Study Guide

Week 3 January 25th 2016 - January 31st 2016

Author B. Wilkinson    Modification date January 22, 2016

Study Materials on Moodle

- **PowerPoint Slides**
  - Programming with Shared Memory-II
  - Programming with Shared Memory-III

- **Video**
  - Lecture 4 video: 75-minute video of Lecture 4 in Fall 2014 continuing programming with shared memory and OpenMP synchronization routines.
  - Lecture 5-2 video: video of the second part of Lecture 5 in Fall 2014 on shared memory performance issues. (The higher quality video contains the whole Lecture 5. The first part on the stencil pattern and assignment 2 will be covered in Week 4)
  - Lecture 6 video: 75-minute video of Lecture 6 in Fall 2014 continuing on shared memory performance issues.

- **Sample Quiz Questions**
  - Shared memory performance issues

Tasks

- **Mini-Quiz**: Answer the short posted quiz before 11:55 pm Sunday January 31st, 2016.
- **Complete Assignment 1** OpenMP Tutorial
  - Assignment 1 Instructions (Week 2)
  - Assignment 1 Due: Sunday January 31st, 2016 (Week 3)

Moodle Saba meeting – 7 pm Friday January 29th, 2016

*Programming with Shared Memory-II* continues the basic concepts on shared memory programming - issues with accessing shared data, introducing critical sections, locks, condition variables, how critical sections serialize code, how deadlock might occur, semaphores, and monitors.
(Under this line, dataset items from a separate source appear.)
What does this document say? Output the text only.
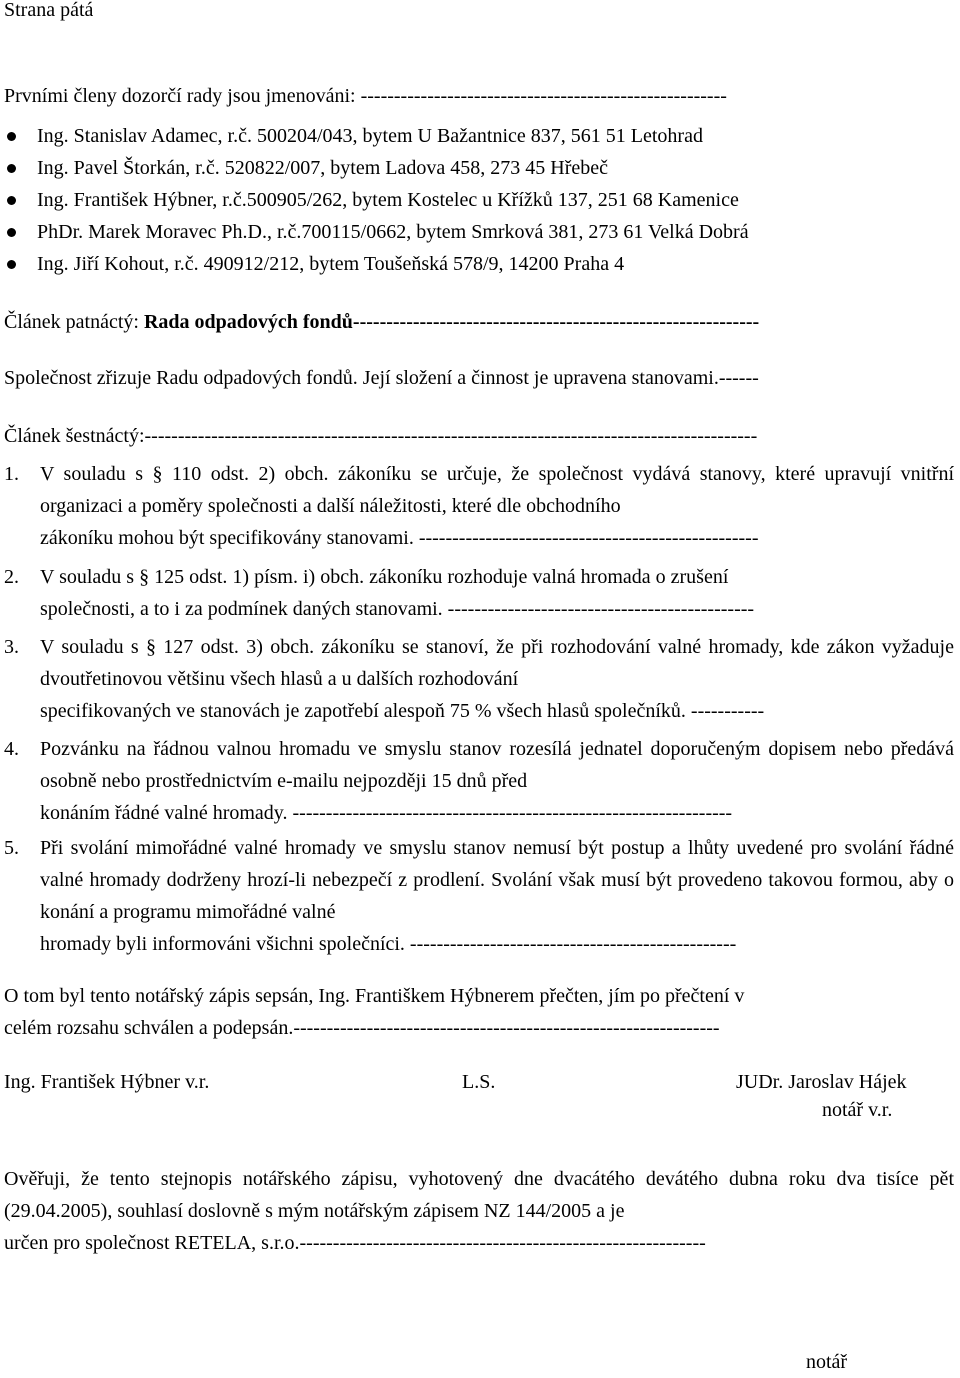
Strana pátá
Prvními členy dozorčí rady jsou jmenováni: -------------------------------------------------------
Ing. Stanislav Adamec, r.č. 500204/043, bytem U Bažantnice 837, 561 51 Letohrad
Ing. Pavel Štorkán, r.č. 520822/007, bytem Ladova 458, 273 45 Hřebeč
Ing. František Hýbner, r.č.500905/262, bytem Kostelec u Křížků 137, 251 68 Kamenice
PhDr. Marek Moravec Ph.D., r.č.700115/0662, bytem Smrková 381, 273 61 Velká Dobrá
Ing. Jiří Kohout, r.č. 490912/212, bytem Toušeňská 578/9, 14200 Praha 4
Článek patnáctý: Rada odpadových fondů-------------------------------------------------------------
Společnost zřizuje Radu odpadových fondů. Její složení a činnost je upravena stanovami.------
Článek šestnáctý:--------------------------------------------------------------------------------------------
1. V souladu s § 110 odst. 2) obch. zákoníku se určuje, že společnost vydává stanovy, které upravují vnitřní organizaci a poměry společnosti a další náležitosti, které dle obchodního
zákoníku mohou být specifikovány stanovami. ---------------------------------------------------
2. V souladu s § 125 odst. 1) písm. i) obch. zákoníku rozhoduje valná hromada o zrušení
společnosti, a to i za podmínek daných stanovami. ----------------------------------------------
3. V souladu s § 127 odst. 3) obch. zákoníku se stanoví, že při rozhodování valné hromady, kde zákon vyžaduje dvoutřetinovou většinu všech hlasů a u dalších rozhodování
specifikovaných ve stanovách je zapotřebí alespoň 75 % všech hlasů společníků. -----------
4. Pozvánku na řádnou valnou hromadu ve smyslu stanov rozesílá jednatel doporučeným dopisem nebo předává osobně nebo prostřednictvím e-mailu nejpozději 15 dnů před
konáním řádné valné hromady. ------------------------------------------------------------------
5. Při svolání mimořádné valné hromady ve smyslu stanov nemusí být postup a lhůty uvedené pro svolání řádné valné hromady dodrženy hrozí-li nebezpečí z prodlení. Svolání však musí být provedeno takovou formou, aby o konání a programu mimořádné valné
hromady byli informováni všichni společníci. -------------------------------------------------
O tom byl tento notářský zápis sepsán, Ing. Františkem Hýbnerem přečten, jím po přečtení v
celém rozsahu schválen a podepsán.----------------------------------------------------------------
Ing. František Hýbner v.r.	L.S.	JUDr. Jaroslav Hájek
notář v.r.
Ověřuji, že tento stejnopis notářského zápisu, vyhotovený dne dvacátého devátého dubna roku dva tisíce pět (29.04.2005), souhlasí doslovně s mým notářským zápisem NZ 144/2005 a je
určen pro společnost RETELA, s.r.o.-------------------------------------------------------------
notář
There is a Pthreads program example. It is not expected that you become a Pthreads programmer. Pthreads program examples are for illustration purposes. In this course, we do not write low-level Pthreads programming in assignments. Rather we focus on higher level tools.

OpenMP was introduced in Week 2 and is continued in Week 3, dealing with accessing shared data and synchronization, OpenMP critical, barrier, atomic, and flush.

*Programming with Shared Memory-III* covers how to recognize parallelism. It begins with generic notations to specify parallelism, including the `forall` notation, which will appear later. A basic way to recognize parallelism is to use Bernstein’s conditions, which is described. You are expected to be able to apply Bernstein’s conditions to a series of statements to determine whether they can be executed together or in any order.
Processor caches are provided so that code and data can be retrieved by the processor at a higher speed than using the main memory. This topic is covered fully in an architecture class. Here we are interested in a negative effect on the performance of parallel programs called false sharing. When a processor makes request for a memory location and it is not in its cache, a set of consecutive locations from memory (called a block or line) containing the requested location are brought in the cache. This is done because it is expected that the other locations will be needed in the future and it is more efficient to transfer the complete block or line. A problem arises in a multiprocessor system is that consecutive locations might be used store data items used by different processors but not shared. In a multiprocessor system, there will be multiple caches. If a data item is altered in the cache of one processor, any copies of the complete line holding the data item in other caches must be updated or invalidated (depending upon the cache coherence policy). Either way is not good for performance. If the line is invalidated, when the cache is accessed by their respective processors for the same line, they must retrieve the line from the main memory even though they had not altered their data items in the line. The final part of the slides describes the concept of sequential consistency. You would be expected to be able to define this term.